I found it interesting that Yamairi is a place for 'sacrifice'. I'm not sure what that means...if I understood the anime right, it's just a place where they put shiki while they wait for them to rise up. But it seems like here, they kidnap shiki's family members to keep them obedient? Or weaken them so they can use them for the newly risen, like Masao? That's certainly a dark twist, as if Shiki wasn't dark already.
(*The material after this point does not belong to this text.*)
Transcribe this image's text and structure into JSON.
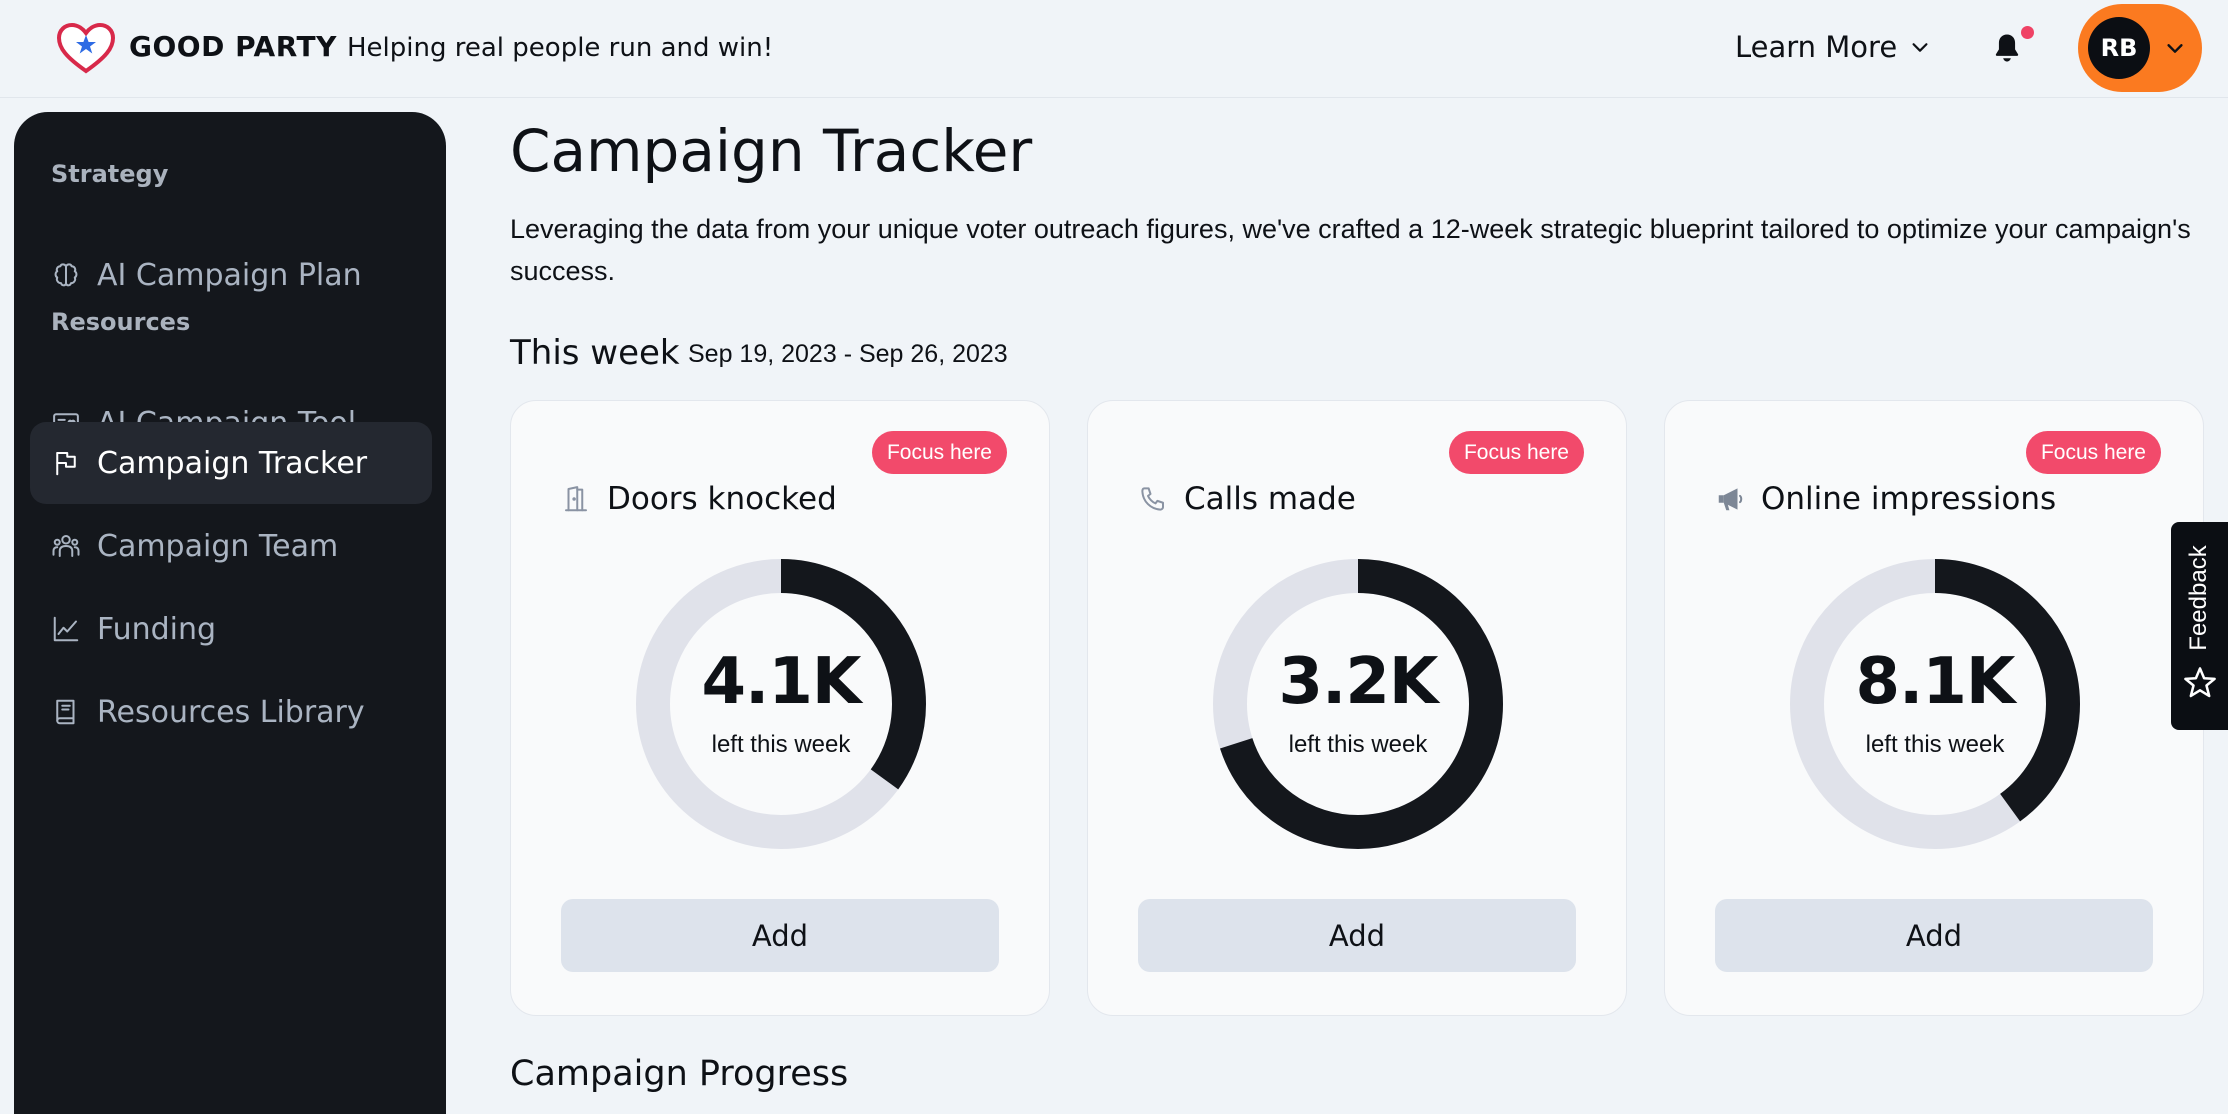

Also, Shizuka's like the obnoxious version of Sunako. Which means, Sunako was just like Shizuka when she was newly risen?

6-3
- "even Toshio hesitate" -> hesitated
- "His father interacted zealously with other medical professionals" this depends on how you want to translate it, but I think you might change it to "his father HAD interacted zealously" because since the rest of the book is written in simple past tense, a reader might think that Ozaki's dad is still doing this, which would sound weird because he's dead.
- "If you don't convey the situation to them thoroughly, then." Then what? This sentence was a little confusing, I couldn't see what Takae is getting at.
- "Something they had to take measures even one step sooner to put any kind of stop to it that they could." This sentence is kind of confusing too :(

6-4
- "outhis" -> out his
- "He's snuck" -> he'd snuck
- "With their body leaned over, looking fixedly up at the window, it then stretched its arm out towards the window" if referring to the shape as an "it", maybe change "their" to "its"
- "keepig" -> keeping
- "How many times now hat Tohru knocked on the window" hat -> had
- didnt' -> didn't

6-5
- Tatsum-san -> Tatsumi-san
- "in the attack lead he forgot to give instructions to the victim." Why is the word "lead" there?
- "Driven the sheer desire to leave" -> driven BY the sheer desire
- It's you're fault -> your fault
- "If he did that, he wasn't Natsuno anymore." The way this is written, it sounds like Tohru's saying that TOHRU won't be Natsuno anymore, which kinda throws me off.